La medida, justificada por Trump en nombre de la seguridad nacional, había sido bloqueada previamente, pero ahora podrá implementarse mientras continúan los desafíos legales.
Emitida en marzo, la orden se basa en una cláusula poco usada de la Ley de Reforma del Servicio Civil de 1978, que permite exenciones a la negociación colectiva en agencias vinculadas a la seguridad nacional.
Mientras que gobiernos anteriores limitaron su aplicación a organismos como el FBI o la CIA, la Administración Trump amplió esa definición para incluir agencias como el IRS, la EPA, el Departamento de Salud y Servicios Humanos y el de Energía.
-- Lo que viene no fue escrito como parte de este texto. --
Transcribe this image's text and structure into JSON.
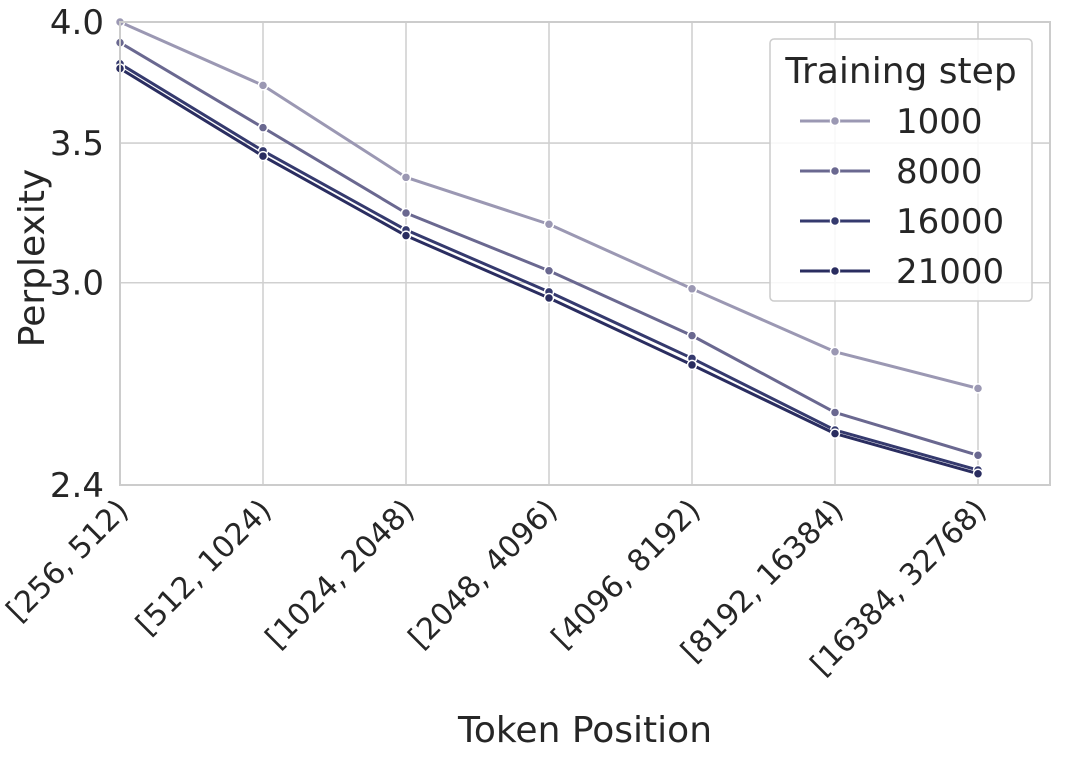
{
  "chart_data": {
    "type": "line",
    "xlabel": "Token Position",
    "ylabel": "Perplexity",
    "y_scale": "log",
    "ylim": [
      2.4,
      4.0
    ],
    "y_ticks": [
      2.4,
      3.0,
      3.5,
      4.0
    ],
    "y_tick_labels": [
      "2.4",
      "3.0",
      "3.5",
      "4.0"
    ],
    "grid": true,
    "legend_placement": "top-right",
    "legend_title": "Training step",
    "categories": [
      "[256, 512)",
      "[512, 1024)",
      "[1024, 2048)",
      "[2048, 4096)",
      "[4096, 8192)",
      "[8192, 16384)",
      "[16384, 32768)"
    ],
    "series": [
      {
        "name": "1000",
        "color": "#9b98b3",
        "values": [
          4.0,
          3.73,
          3.37,
          3.2,
          2.98,
          2.78,
          2.67
        ]
      },
      {
        "name": "8000",
        "color": "#6a6890",
        "values": [
          3.91,
          3.56,
          3.24,
          3.04,
          2.83,
          2.6,
          2.48
        ]
      },
      {
        "name": "16000",
        "color": "#353a6e",
        "values": [
          3.82,
          3.47,
          3.18,
          2.97,
          2.76,
          2.55,
          2.44
        ]
      },
      {
        "name": "21000",
        "color": "#2a2d60",
        "values": [
          3.8,
          3.45,
          3.16,
          2.95,
          2.74,
          2.54,
          2.43
        ]
      }
    ]
  }
}
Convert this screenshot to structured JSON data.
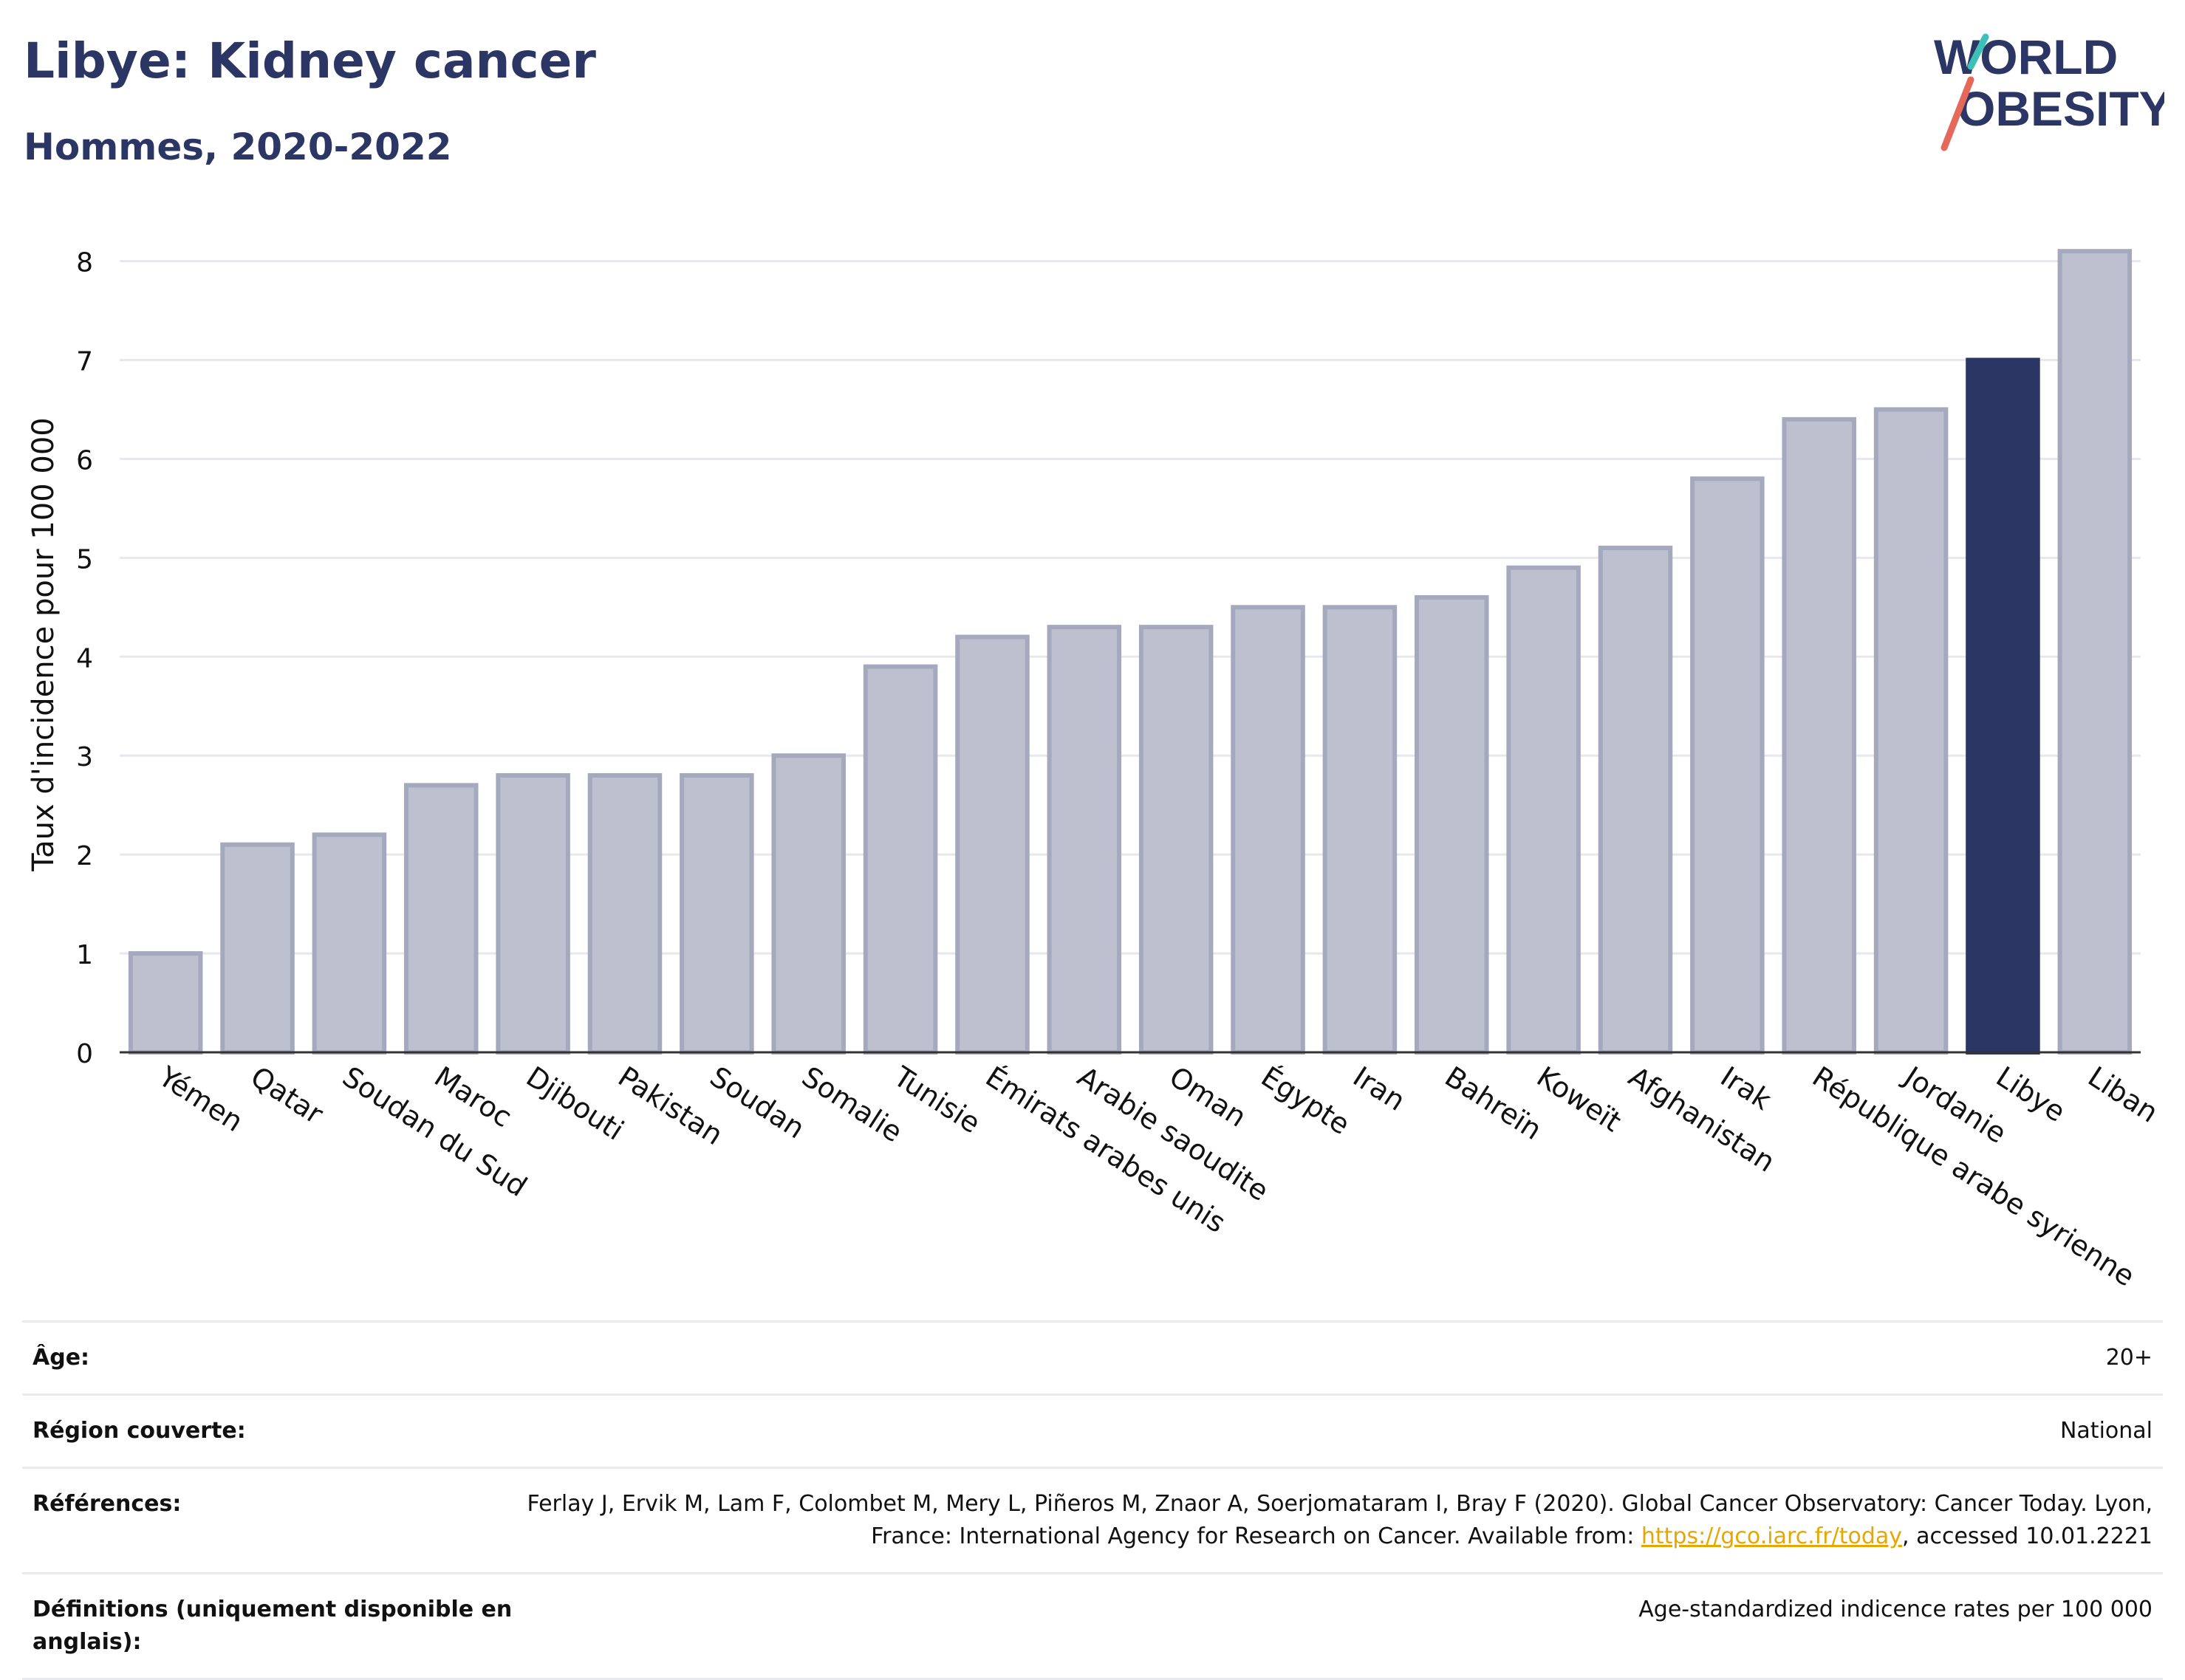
{
  "header": {
    "title": "Libye: Kidney cancer",
    "subtitle": "Hommes, 2020-2022"
  },
  "logo": {
    "line1": "WORLD",
    "line2": "OBESITY"
  },
  "colors": {
    "highlight": "#2b3664",
    "bar_fill": "#bcc0cf",
    "bar_stroke": "#a4a9bd",
    "grid": "#e6e8ee",
    "axis": "#333333",
    "link": "#e6a700"
  },
  "chart_data": {
    "type": "bar",
    "title": "Libye: Kidney cancer",
    "subtitle": "Hommes, 2020-2022",
    "xlabel": "",
    "ylabel": "Taux d'incidence pour 100 000",
    "ylim": [
      0,
      8.4
    ],
    "yticks": [
      0,
      1,
      2,
      3,
      4,
      5,
      6,
      7,
      8
    ],
    "grid": true,
    "highlight": "Libye",
    "categories": [
      "Yémen",
      "Qatar",
      "Soudan du Sud",
      "Maroc",
      "Djibouti",
      "Pakistan",
      "Soudan",
      "Somalie",
      "Tunisie",
      "Émirats arabes unis",
      "Arabie saoudite",
      "Oman",
      "Égypte",
      "Iran",
      "Bahreïn",
      "Koweït",
      "Afghanistan",
      "Irak",
      "République arabe syrienne",
      "Jordanie",
      "Libye",
      "Liban"
    ],
    "values": [
      1.0,
      2.1,
      2.2,
      2.7,
      2.8,
      2.8,
      2.8,
      3.0,
      3.9,
      4.2,
      4.3,
      4.3,
      4.5,
      4.5,
      4.6,
      4.9,
      5.1,
      5.8,
      6.4,
      6.5,
      7.0,
      8.1
    ]
  },
  "meta": {
    "age_label": "Âge:",
    "age_value": "20+",
    "region_label": "Région couverte:",
    "region_value": "National",
    "ref_label": "Références:",
    "ref_text_1": "Ferlay J, Ervik M, Lam F, Colombet M, Mery L, Piñeros M, Znaor A, Soerjomataram I, Bray F (2020). Global Cancer Observatory: Cancer Today. Lyon, France: International Agency for Research on Cancer. Available from: ",
    "ref_link": "https://gco.iarc.fr/today",
    "ref_text_2": ", accessed 10.01.2221",
    "def_label": "Définitions (uniquement disponible en anglais):",
    "def_value": "Age-standardized indicence rates per 100 000"
  }
}
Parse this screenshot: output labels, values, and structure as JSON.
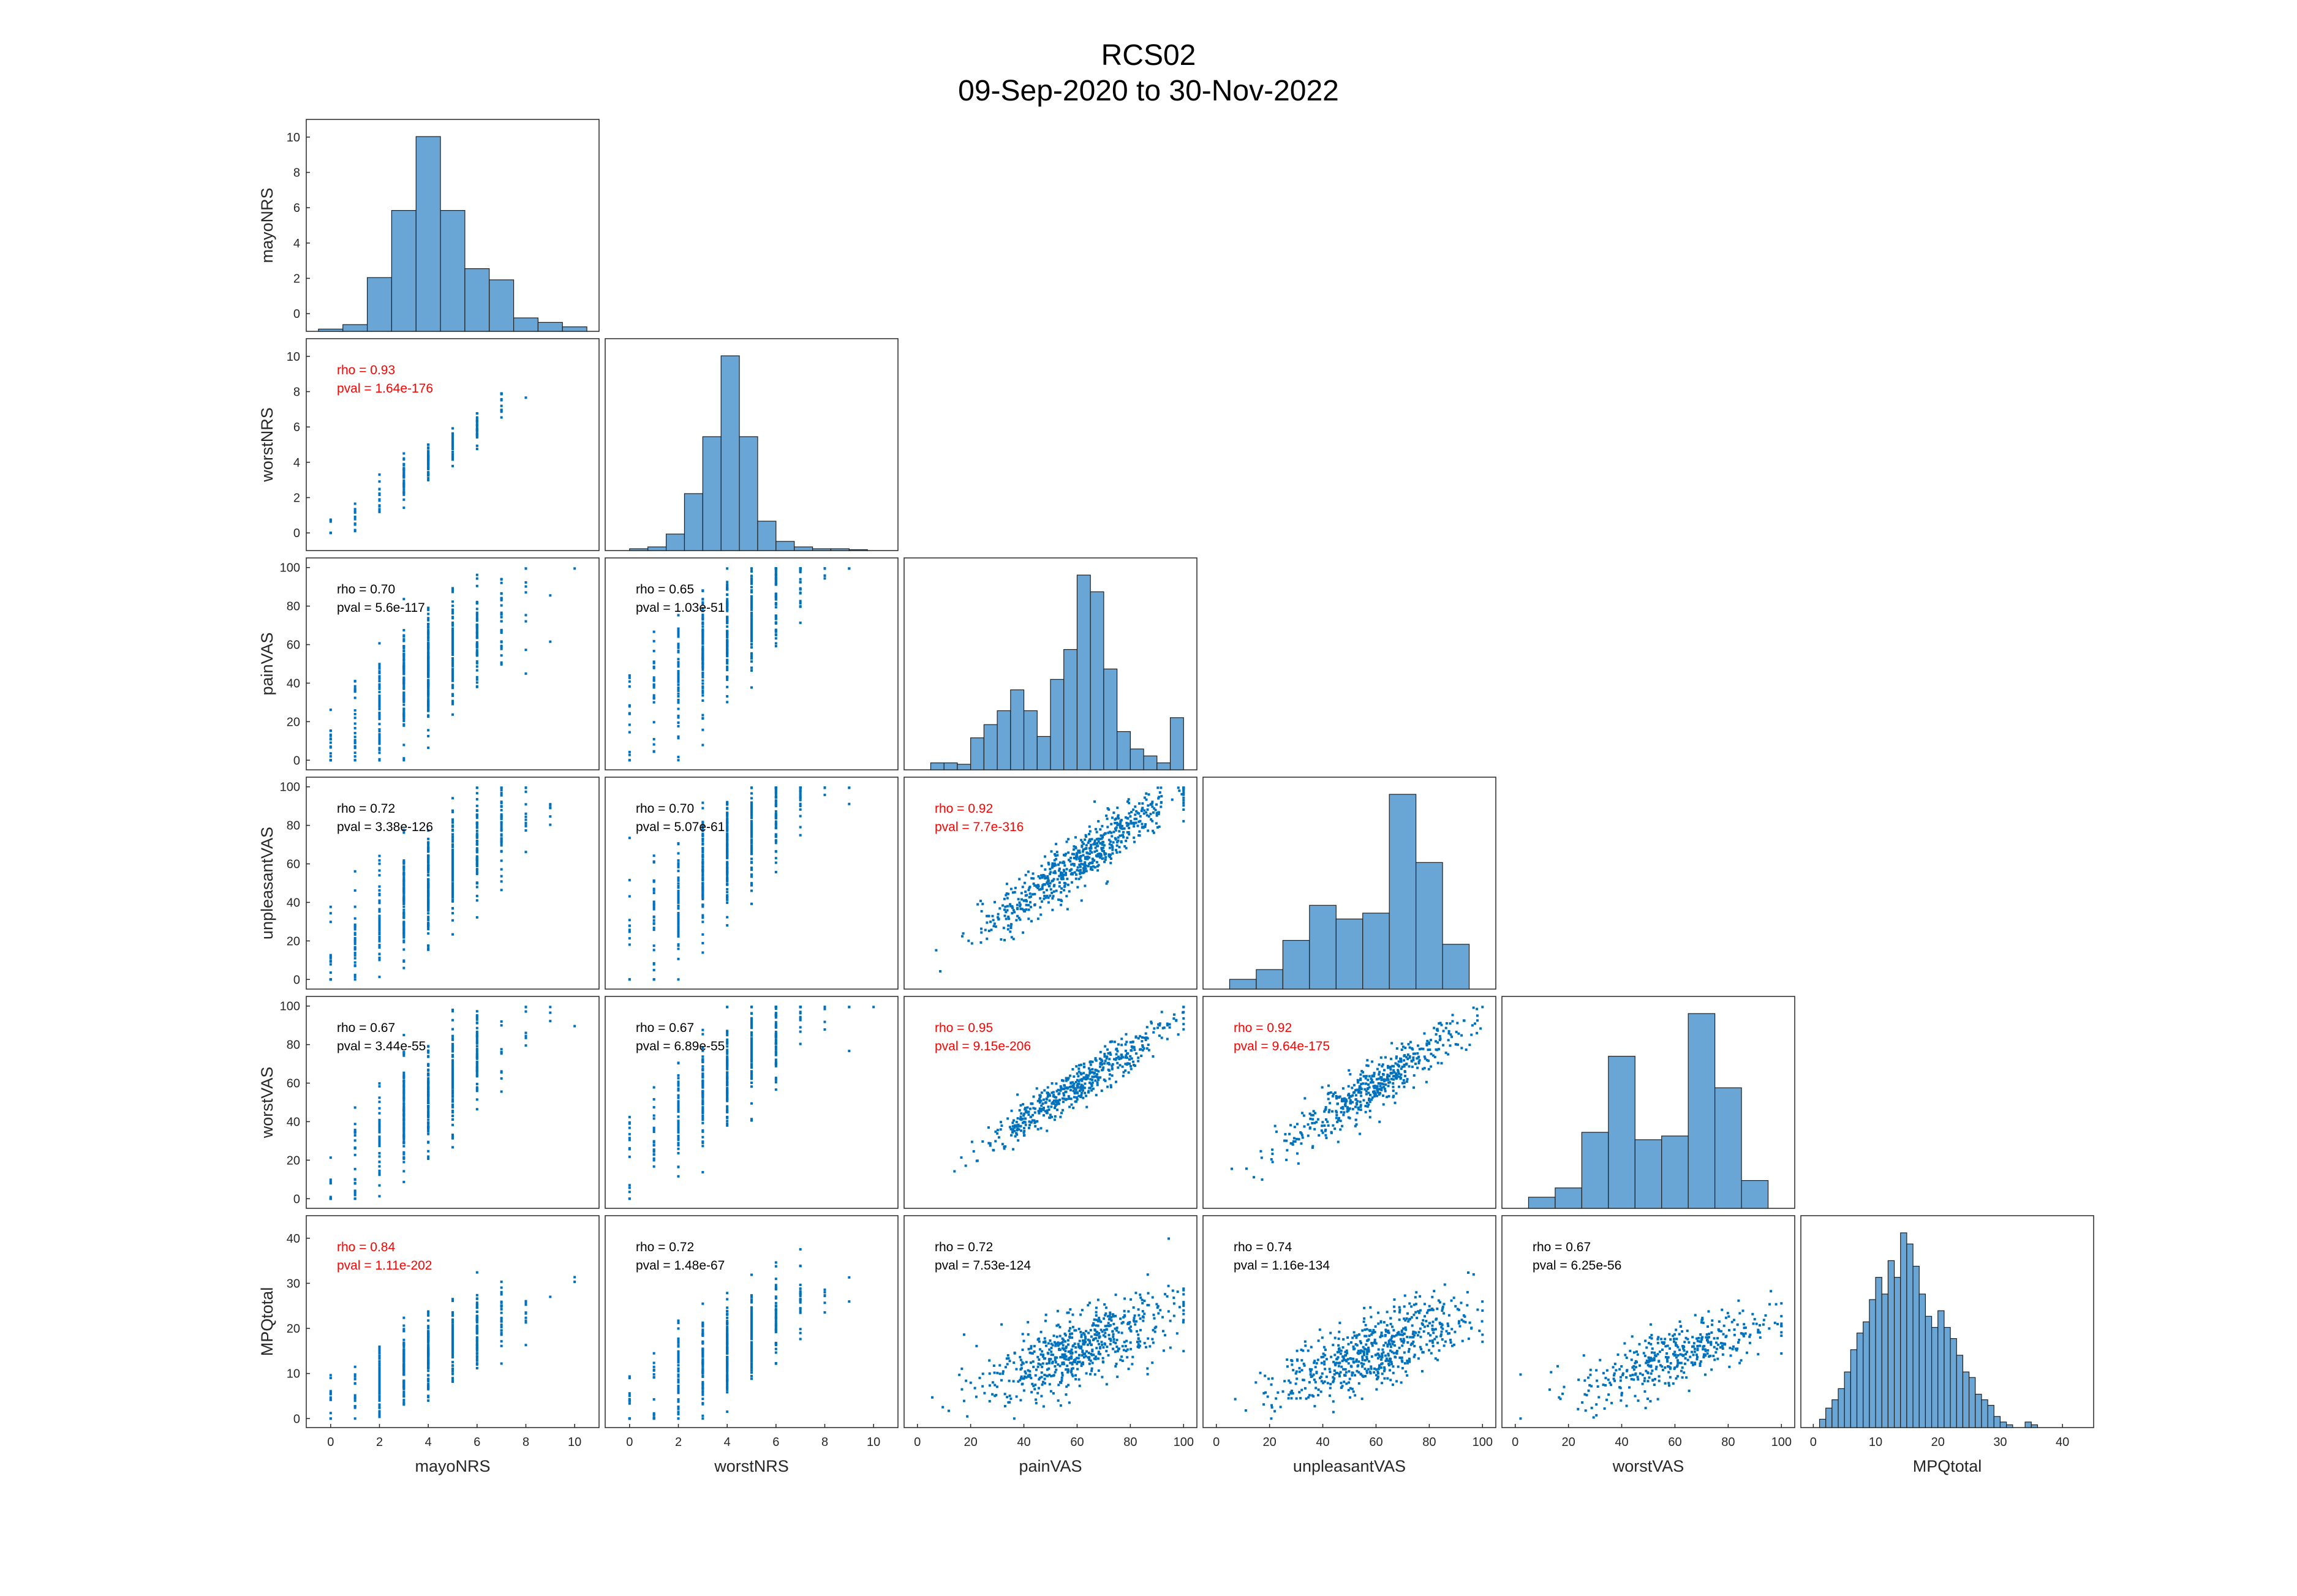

El Sindicato Nacional de Empleados del Tesoro (NTEU) ha calificado la medida de “extralimitación peligrosa”.
Aunque la Oficina de Gestión de Personal (OPM) ha pedido a las agencias que no rescindan contratos sindicales durante el litigio, algunas ya han comenzado a ignorar cláusulas clave de los convenios, han suspendido deducciones automáticas de cuotas sindicales y han dejado de participar en procesos de arbitraje. Estas acciones, aunque no implican despidos inmediatos, debilitan significativamente la capacidad de representación de los sindicatos.
La jueza disidente Michelle Childs, nombrada por el presidente Biden, acusó a sus colegas del tribunal de “socavar décadas de protecciones laborales” y rechazó la idea de que mantener la negociación colectiva suponga un riesgo para la seguridad nacional.
En su trayectoria, Trump ha promovido políticas que erosionan los derechos laborales: desde facilitar despidos masivos hasta debilitar regulaciones de seguridad laboral, pasando por la desprotección de trabajadores esenciales durante la pandemia. Su visión continúa centrada en reducir la influencia de los sindicatos en el Gobierno federal.